In the recent past, other ‘primordial’ identities that have gained wide currency and greater political significance, especially in contestations over citizenship, are those of ‘indigenes’, ‘non-indigenes’, ‘migrants’, and ‘settlers’. These categories have ethnic, communal, religious and regional origins, and have evolved from an entrenched system of discriminatory practices in which non-indigenes, migrants and settlers are shunted out or denied equal access to the resources, rights and privileges of a locality, community, town or state, to which ‘sons and daughters of the soil’ have first or exclusionary access. The system produces and sustains a hierarchical, unequal, and ranked system of citizenship that has provoked violent conflicts all over the country, and goes to the very heart of the ‘National Question’. Although these identities have grown in significance in the recent past, which obviously has to do with the aggravation of the ‘National Question’, they have deep historical roots in pre-colonial patterns of inter-group relations, and the discriminatory practices and ethnic inequalities entrenched by both the colonial regime and continued by post-independence administrations. These have cumulatively provoked various forms of self-determination agitation by different groups. All of these factors are further discussed in the next sections.

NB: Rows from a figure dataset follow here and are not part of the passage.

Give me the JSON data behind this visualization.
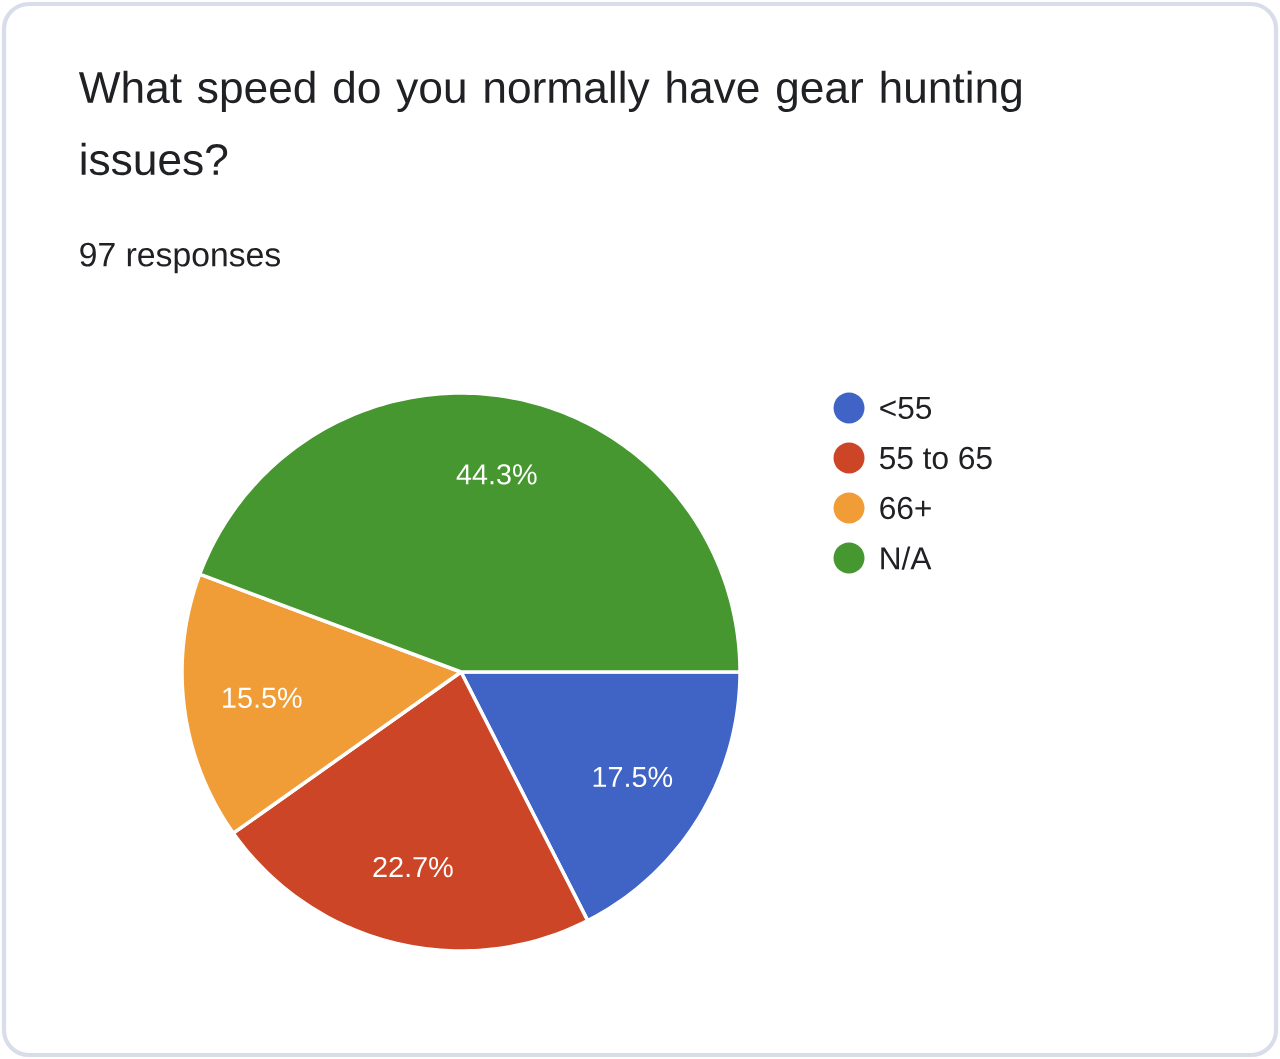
{
  "chart_data": {
    "type": "pie",
    "title": "What speed do you normally have gear hunting issues?",
    "subtitle": "97 responses",
    "categories": [
      "<55",
      "55 to 65",
      "66+",
      "N/A"
    ],
    "values": [
      17.5,
      22.7,
      15.5,
      44.3
    ],
    "value_labels": [
      "17.5%",
      "22.7%",
      "15.5%",
      "44.3%"
    ],
    "colors": [
      "#3f64c5",
      "#cc4526",
      "#f09d38",
      "#46972f"
    ],
    "legend": "right"
  }
}
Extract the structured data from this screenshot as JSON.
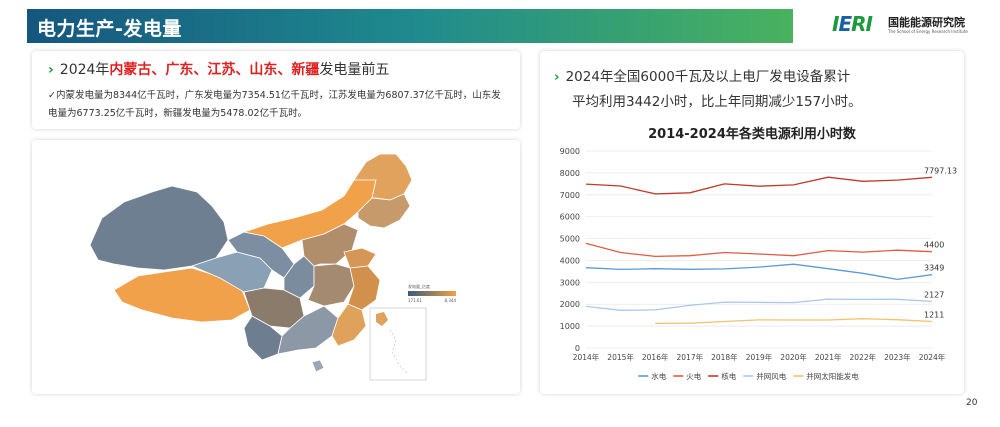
{
  "header": {
    "title": "电力生产-发电量"
  },
  "logo": {
    "mark_i": "I",
    "mark_e": "E",
    "mark_ri": "RI",
    "name_cn": "国能能源研究院",
    "name_en": "The School of Energy Research Institute"
  },
  "left_top": {
    "heading_prefix": "2024年",
    "heading_provinces": [
      "内蒙古",
      "广东",
      "江苏",
      "山东",
      "新疆"
    ],
    "heading_separator": "、",
    "heading_suffix": "发电量前五",
    "body": "✓内蒙发电量为8344亿千瓦时，广东发电量为7354.51亿千瓦时，江苏发电量为6807.37亿千瓦时，山东发电量为6773.25亿千瓦时，新疆发电量为5478.02亿千瓦时。"
  },
  "map": {
    "legend_title": "发电量_亿度",
    "legend_min": "171.61",
    "legend_max": "8,344",
    "color_low": "#3c5a78",
    "color_high": "#f0a14a"
  },
  "right": {
    "heading_line1": "2024年全国6000千瓦及以上电厂发电设备累计",
    "heading_line2": "平均利用3442小时，比上年同期减少157小时。"
  },
  "chart_data": {
    "type": "line",
    "title": "2014-2024年各类电源利用小时数",
    "categories": [
      "2014年",
      "2015年",
      "2016年",
      "2017年",
      "2018年",
      "2019年",
      "2020年",
      "2021年",
      "2022年",
      "2023年",
      "2024年"
    ],
    "ylim": [
      0,
      9000
    ],
    "yticks": [
      0,
      1000,
      2000,
      3000,
      4000,
      5000,
      6000,
      7000,
      8000,
      9000
    ],
    "grid": true,
    "legend_position": "bottom",
    "series": [
      {
        "name": "水电",
        "color": "#5b9bd5",
        "values": [
          3669,
          3590,
          3621,
          3597,
          3613,
          3697,
          3827,
          3622,
          3412,
          3133,
          3349
        ],
        "end_label": "3349"
      },
      {
        "name": "火电",
        "color": "#e15a44",
        "values": [
          4778,
          4364,
          4186,
          4219,
          4361,
          4293,
          4216,
          4448,
          4379,
          4466,
          4400
        ],
        "end_label": "4400"
      },
      {
        "name": "核电",
        "color": "#c0392b",
        "values": [
          7489,
          7403,
          7042,
          7089,
          7499,
          7394,
          7453,
          7802,
          7616,
          7670,
          7797.13
        ],
        "end_label": "7797.13"
      },
      {
        "name": "并网风电",
        "color": "#a9c8ea",
        "values": [
          1900,
          1724,
          1742,
          1948,
          2095,
          2082,
          2073,
          2232,
          2221,
          2225,
          2127
        ],
        "end_label": "2127"
      },
      {
        "name": "并网太阳能发电",
        "color": "#f2c36b",
        "values": [
          null,
          null,
          1125,
          1133,
          1212,
          1285,
          1281,
          1281,
          1337,
          1292,
          1211
        ],
        "end_label": "1211"
      }
    ]
  },
  "page_number": "20"
}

The final set of identities which fall under the category of civil ties, are those further distinguished by their non-territorial character. The main identities here include class, gender, and a host of generational identities, of which the most important is youth. In the 1970s and 1980s, when the modernization-radical political economy debate dominated the scene, an examination of identities in Nigeria would have been reduced to a debate of whether class or ethnicity was more real, but the matter has been resolved in terms of the acknowledgement that both have important consequences for each other. Class interests underlie supposedly ethnic mobilization and demands, but at the same time, ethnic divisions have stymied the process of class solidarity. Gender and youth have also emerged as critical and active identities, especially in the struggle for rights and privileges. What is more, gender and youth identities in many parts of the country have strong ethnic complexions, especially in the Niger Delta region where violent minority nationalism has been on the rise since the 1990s.

Having outlined the various functional identities in Nigeria, and the ways in which they are inter-connected, the next task is to further elaborate on them in terms of definition, prevalence and action trajectories. For this purpose, the focus will be on what may be called primary identities that provide the most basic divisions or cleavages from which other identities take their cues and are constructed. Broadly, the basic identities are ethnicity, religion, regionalism, class, gender and youth.